All that is
A great deal
I've already envisioned my life with you. You'd Arrive home from work and I'd be in our beautifully decorated living room filled with pieces from all our travels. I'd be with a group of friends. I'd hear your car pulling in and my face would light up with excitement, "Adm is home" I'd say to myself with a sudden smile, rushing to the door - a total contrast from the demeanour I displayed around them moments earlier. I'd let you in, buoyantly kissing and cuddling you, burrowing myself under your arm. You'd smile a smile of self satisfaction and contentment. This is everything you've ever wanted - the adoration, the warmth. Then you walk into our living room where my friends see you for the first time. You're six foot 7 and they're taken by this fact, of course. Meanwhile I shamelessly relish their reactions, enjoying how their eyes roam over your face and your body just a touch too long. I suppress a smile at the stares and the lingering silence and you also seem to be doing the same. Your presence commands attention, yet your disposition is warm and unassuming. Amidst the buzz of my friends' unuttered chatter our own eyes meet and we both succumb to the smiles that we were suppressing.

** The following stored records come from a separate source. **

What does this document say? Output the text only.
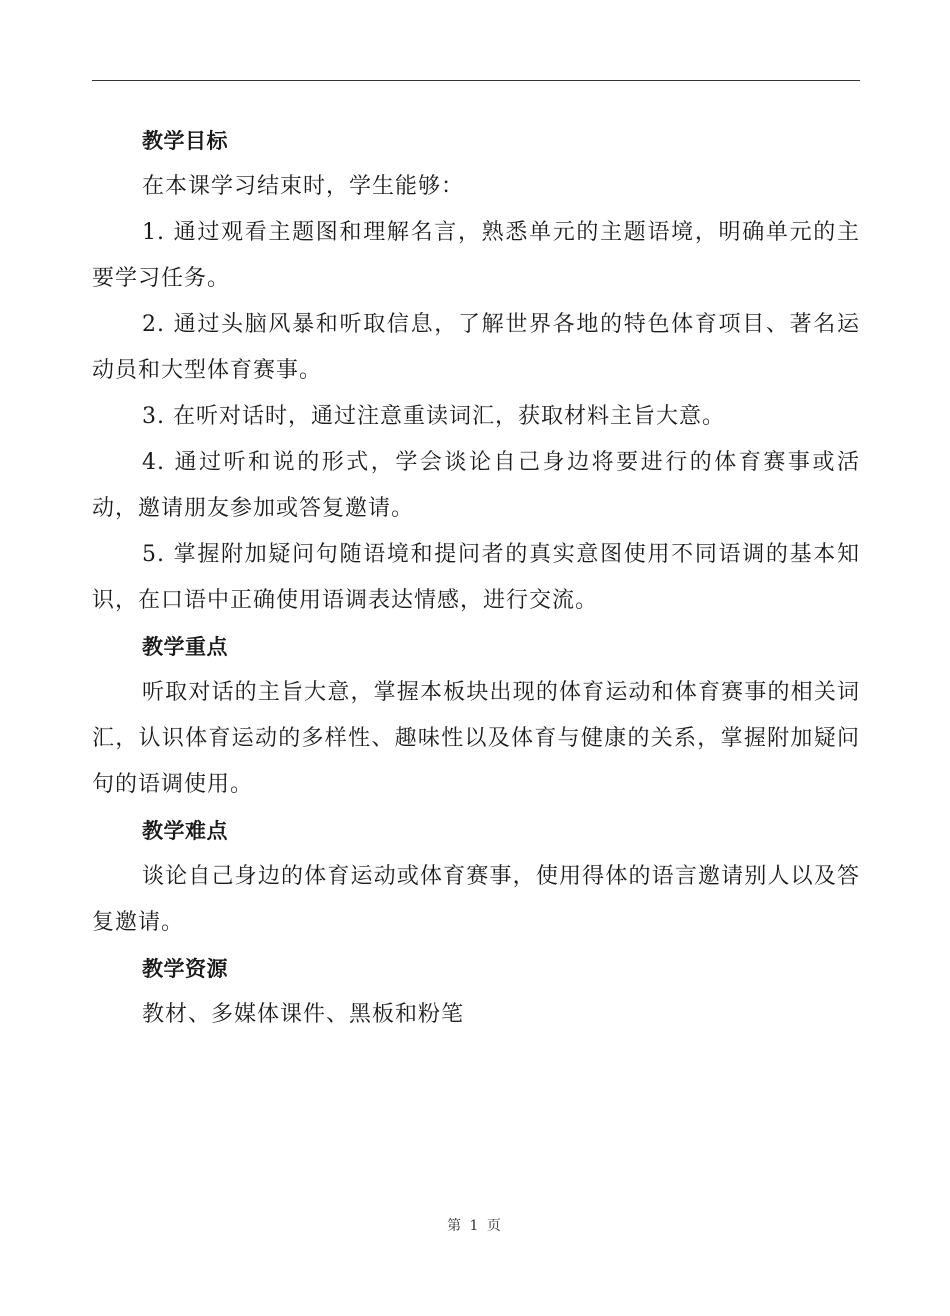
教学目标

在本课学习结束时，学生能够：

1. 通过观看主题图和理解名言，熟悉单元的主题语境，明确单元的主要学习任务。

2. 通过头脑风暴和听取信息，了解世界各地的特色体育项目、著名运动员和大型体育赛事。

3. 在听对话时，通过注意重读词汇，获取材料主旨大意。

4. 通过听和说的形式，学会谈论自己身边将要进行的体育赛事或活动，邀请朋友参加或答复邀请。

5. 掌握附加疑问句随语境和提问者的真实意图使用不同语调的基本知识，在口语中正确使用语调表达情感，进行交流。

教学重点

听取对话的主旨大意，掌握本板块出现的体育运动和体育赛事的相关词汇，认识体育运动的多样性、趣味性以及体育与健康的关系，掌握附加疑问句的语调使用。

教学难点

谈论自己身边的体育运动或体育赛事，使用得体的语言邀请别人以及答复邀请。

教学资源

教材、多媒体课件、黑板和粉笔

第 1 页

Or how about the one where I meet your elder sister and the two of us bond instantly over how much joy we get from needling you. I tell her she's worse than I am, teasing her about how she won't leave you alone. Or how well I get on with your mum. We talk about literature and history, i impress her with my knowledge and opinions, displaying my intelligence in such a way that both asserts my strength of mind and reveres her own. You see? Now I keep getting this feeling at the bottom of my chest which I imagine is what a mild panic attack feels like, at the thought that you don't feel the same way about me as I feel about u - it seems I have invested such a great deal in the magnificence of our future together and in so little time, that I fear it may be too late to go back without causing myself a great deal of harm. Lord help me.